Artemis I launches from the Kennedy Space Center, Florida, November 16, 2022. (Source: NASA) Artemis I launches from the Kennedy Space Center, Florida, November 16, 2022. (Source: NASA)

Artemis 1: NASA’s New Mission to the Moon

Earlier this year, I was at the Kennedy Space Center to watch the launch of Axiom’s Ax-1 manned mission to the International Space Station. While there, I got to see Artemis I’s Space Launch Vehicle (SLS) standing on the launch pad. This morning, November 16, at 1:47 AM ET, Artemis I finally blasted off.

Artemis I uses NASA’s new Space Launch System (SLS), a giant, central rocket flanked by two solid rocket boosters, and powered by the powerful and reliable shuttle engines.

Artist's rendering of NASA's Artemis-1 SLS in flight for the Artemis program. (Source: NASA)

The SLS is designed to be more flexible for carrying different types of payloads to the moon and beyond.

It has the largest solid rocket boosters ever built. They provide 75 percent of the thrust during the critical first two minutes of the launch phase. The central or core stage holds 537,000 gallons of liquid hydrogen and 196,000 gallons of liquid oxygen.

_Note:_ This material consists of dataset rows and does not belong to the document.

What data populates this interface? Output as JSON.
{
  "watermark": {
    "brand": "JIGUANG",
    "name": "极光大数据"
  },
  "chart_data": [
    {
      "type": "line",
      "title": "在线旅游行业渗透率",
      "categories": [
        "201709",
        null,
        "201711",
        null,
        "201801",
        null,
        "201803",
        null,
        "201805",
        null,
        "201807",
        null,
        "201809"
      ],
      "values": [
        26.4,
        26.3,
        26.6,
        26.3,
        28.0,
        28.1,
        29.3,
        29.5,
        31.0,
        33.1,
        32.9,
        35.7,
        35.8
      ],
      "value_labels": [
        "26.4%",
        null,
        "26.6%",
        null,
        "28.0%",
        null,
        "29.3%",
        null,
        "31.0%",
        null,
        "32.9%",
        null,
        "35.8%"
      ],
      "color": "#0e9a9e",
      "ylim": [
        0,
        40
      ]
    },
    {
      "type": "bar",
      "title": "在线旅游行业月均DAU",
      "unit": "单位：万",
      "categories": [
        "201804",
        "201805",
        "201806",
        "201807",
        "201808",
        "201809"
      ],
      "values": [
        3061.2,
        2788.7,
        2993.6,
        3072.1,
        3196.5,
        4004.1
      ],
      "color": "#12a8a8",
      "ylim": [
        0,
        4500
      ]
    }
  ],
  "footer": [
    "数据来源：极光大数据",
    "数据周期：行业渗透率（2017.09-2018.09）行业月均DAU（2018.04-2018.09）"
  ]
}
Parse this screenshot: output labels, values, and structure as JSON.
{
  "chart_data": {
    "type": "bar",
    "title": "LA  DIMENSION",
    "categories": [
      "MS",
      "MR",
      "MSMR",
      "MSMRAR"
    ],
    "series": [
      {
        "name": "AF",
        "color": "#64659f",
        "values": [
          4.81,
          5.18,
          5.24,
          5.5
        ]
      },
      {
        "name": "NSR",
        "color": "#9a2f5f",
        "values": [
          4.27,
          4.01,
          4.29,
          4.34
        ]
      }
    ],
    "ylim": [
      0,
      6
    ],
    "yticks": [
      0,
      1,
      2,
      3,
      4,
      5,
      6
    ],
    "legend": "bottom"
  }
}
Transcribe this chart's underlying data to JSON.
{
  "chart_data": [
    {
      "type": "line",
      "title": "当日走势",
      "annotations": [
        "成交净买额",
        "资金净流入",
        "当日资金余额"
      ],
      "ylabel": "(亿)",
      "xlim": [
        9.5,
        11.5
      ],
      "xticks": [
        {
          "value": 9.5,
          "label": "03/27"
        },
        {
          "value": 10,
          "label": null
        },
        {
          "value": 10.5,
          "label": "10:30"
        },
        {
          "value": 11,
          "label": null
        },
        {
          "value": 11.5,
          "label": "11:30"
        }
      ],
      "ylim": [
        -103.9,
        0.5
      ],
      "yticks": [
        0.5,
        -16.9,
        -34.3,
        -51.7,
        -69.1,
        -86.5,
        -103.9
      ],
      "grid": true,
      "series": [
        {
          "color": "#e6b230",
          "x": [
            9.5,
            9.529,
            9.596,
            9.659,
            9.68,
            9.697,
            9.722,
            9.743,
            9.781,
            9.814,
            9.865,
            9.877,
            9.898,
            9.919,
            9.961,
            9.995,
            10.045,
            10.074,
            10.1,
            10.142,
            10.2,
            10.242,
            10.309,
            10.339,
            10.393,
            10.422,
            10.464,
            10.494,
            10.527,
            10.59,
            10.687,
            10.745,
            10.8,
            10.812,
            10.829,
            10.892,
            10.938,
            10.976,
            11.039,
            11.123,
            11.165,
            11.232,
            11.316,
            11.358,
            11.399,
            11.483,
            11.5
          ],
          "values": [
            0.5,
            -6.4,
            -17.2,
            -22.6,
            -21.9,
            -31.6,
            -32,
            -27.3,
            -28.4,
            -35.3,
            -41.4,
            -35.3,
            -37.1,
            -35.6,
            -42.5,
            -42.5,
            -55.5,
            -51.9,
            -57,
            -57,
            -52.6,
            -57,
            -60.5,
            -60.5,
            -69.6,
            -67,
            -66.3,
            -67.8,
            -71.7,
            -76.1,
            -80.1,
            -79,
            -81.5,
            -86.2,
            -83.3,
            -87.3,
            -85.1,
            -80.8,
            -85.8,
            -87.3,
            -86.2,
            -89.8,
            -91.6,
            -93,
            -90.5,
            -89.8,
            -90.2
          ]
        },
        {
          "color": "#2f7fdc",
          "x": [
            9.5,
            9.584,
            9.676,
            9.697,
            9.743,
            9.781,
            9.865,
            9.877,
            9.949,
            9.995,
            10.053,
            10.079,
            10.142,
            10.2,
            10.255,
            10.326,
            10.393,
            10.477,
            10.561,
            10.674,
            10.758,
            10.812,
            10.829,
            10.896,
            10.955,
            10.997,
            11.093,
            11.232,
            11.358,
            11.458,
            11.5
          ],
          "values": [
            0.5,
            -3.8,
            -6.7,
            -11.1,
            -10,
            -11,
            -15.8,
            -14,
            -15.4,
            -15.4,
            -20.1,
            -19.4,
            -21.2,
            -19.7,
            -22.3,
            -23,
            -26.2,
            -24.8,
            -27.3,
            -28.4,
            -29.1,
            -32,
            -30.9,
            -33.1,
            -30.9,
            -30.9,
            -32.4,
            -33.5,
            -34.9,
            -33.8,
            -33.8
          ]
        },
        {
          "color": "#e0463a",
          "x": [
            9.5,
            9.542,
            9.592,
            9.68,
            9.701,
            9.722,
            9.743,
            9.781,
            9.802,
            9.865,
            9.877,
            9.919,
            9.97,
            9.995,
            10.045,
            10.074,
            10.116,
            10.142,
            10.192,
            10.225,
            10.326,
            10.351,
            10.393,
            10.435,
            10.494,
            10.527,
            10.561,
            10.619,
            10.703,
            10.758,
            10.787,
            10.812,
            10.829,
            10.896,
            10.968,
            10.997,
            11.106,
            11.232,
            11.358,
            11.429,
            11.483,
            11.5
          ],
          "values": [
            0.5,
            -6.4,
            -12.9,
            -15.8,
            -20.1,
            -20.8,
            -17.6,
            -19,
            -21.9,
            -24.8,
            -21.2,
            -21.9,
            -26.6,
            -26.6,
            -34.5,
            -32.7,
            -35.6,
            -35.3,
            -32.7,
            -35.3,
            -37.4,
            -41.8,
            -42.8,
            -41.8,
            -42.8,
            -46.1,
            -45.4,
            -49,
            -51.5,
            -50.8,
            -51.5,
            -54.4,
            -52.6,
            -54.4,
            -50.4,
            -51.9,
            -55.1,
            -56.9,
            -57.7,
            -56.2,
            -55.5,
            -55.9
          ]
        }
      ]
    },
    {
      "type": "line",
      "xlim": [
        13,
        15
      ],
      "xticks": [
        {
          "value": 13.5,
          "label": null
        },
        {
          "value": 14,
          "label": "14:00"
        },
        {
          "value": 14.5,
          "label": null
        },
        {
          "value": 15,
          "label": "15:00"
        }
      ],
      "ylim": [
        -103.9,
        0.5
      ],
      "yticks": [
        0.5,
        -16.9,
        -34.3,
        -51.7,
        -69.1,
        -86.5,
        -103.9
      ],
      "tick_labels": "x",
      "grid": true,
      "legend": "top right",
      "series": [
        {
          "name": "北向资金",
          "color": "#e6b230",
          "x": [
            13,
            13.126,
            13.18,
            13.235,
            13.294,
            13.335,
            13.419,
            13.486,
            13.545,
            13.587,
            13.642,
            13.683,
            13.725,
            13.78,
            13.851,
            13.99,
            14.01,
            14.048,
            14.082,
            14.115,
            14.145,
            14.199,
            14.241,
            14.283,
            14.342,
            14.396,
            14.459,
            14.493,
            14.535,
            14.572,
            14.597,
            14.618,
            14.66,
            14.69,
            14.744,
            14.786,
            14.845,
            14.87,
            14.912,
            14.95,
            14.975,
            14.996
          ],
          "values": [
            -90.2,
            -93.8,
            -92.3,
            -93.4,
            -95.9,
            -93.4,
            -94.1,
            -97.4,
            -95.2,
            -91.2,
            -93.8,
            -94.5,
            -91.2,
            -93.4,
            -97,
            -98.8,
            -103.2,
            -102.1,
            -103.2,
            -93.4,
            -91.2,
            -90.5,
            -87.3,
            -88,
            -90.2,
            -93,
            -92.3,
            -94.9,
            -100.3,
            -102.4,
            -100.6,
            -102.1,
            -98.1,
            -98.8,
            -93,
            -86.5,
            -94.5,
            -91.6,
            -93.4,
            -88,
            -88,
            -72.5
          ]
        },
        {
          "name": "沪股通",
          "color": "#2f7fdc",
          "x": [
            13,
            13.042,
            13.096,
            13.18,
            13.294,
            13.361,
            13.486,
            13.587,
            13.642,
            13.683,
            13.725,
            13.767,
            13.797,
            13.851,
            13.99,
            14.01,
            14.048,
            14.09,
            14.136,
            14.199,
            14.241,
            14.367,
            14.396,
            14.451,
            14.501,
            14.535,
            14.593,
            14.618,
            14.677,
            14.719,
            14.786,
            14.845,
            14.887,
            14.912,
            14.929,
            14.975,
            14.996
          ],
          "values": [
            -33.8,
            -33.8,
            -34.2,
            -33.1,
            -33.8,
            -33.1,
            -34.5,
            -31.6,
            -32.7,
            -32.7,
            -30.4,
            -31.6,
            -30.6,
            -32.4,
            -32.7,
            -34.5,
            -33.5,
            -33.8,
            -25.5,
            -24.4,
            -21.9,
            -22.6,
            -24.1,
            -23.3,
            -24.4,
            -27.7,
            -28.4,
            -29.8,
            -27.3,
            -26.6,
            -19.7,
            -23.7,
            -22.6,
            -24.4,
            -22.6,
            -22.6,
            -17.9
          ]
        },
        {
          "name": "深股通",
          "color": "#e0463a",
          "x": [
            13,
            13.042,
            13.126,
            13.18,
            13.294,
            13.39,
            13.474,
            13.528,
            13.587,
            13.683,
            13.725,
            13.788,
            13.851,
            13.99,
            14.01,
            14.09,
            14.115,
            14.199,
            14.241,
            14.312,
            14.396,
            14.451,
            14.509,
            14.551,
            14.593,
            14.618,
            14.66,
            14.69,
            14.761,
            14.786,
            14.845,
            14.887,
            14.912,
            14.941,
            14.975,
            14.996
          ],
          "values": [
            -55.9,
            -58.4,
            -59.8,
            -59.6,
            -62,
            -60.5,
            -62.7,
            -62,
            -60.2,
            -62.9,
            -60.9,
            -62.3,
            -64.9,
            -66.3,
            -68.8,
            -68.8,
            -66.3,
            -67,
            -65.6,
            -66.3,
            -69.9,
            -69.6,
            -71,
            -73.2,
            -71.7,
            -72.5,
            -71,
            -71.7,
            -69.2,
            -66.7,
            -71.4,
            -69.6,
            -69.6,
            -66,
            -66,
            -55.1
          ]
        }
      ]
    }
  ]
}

The SLS is not quite as tall as the monster Saturn V rocket, which is another 3 stories taller, but it is more powerful, with an incredible 8.8 million lbs of thrust, versus the Saturn V’s 7.5 million lbs. This means it can carry a heavy payload, up to 101,400 lbs, while the Saturn V could carry 95,900 lbs.

Why Not Use Saturn V’s Proven F-1 Engines?

The Apollo program’s Saturn V launch vehicle used the F-1 engine, developed by Rocketdyne. According to Wikipedia, the F-1 is still the most powerful single combustion chamber liquid-propellant rocket engine ever developed. It is a proven technology for reaching the moon, so why the seemingly risky of route of redesigning and building a new platform for Artemis?

Two reasons:

One, the SLS is not wholly new, and uses components of the Shuttle missions, including the Shuttle’s RS-25 engines. Thus they are proven, require little testing, and are low risk.

“There are many components in the SLS that were proved in the Shuttle missions. That makes me confident that things will not explode.” – Paula do Vale Pereira, an assistant professor of aerospace engineering, Florida Institute of Technology

Two, and more interesting to me, is that knowledge is perishable.

Not only the technology but also the knowledge of the Saturn V system would have to be resurrected.

John Blevins, chief engineer for the SLS, said that engineers today understand the Shuttle engines far better than the older Saturn V system.

While we are often impressed by the shiny objects themselves, the knowledge and skill that is required to conceive, design, create, operate, and maintain those incredible machines is less visible and easily overlooked.

In a sense, (the hardware of) technology is more enduring than the knowledge that gave rise to it.

The rockets in NASA’s rocket garden will endure, the minds that built the technology will pass. Unless the knowledge is nurtured, used, and propagated, it too shall pass. And so with civilization in general.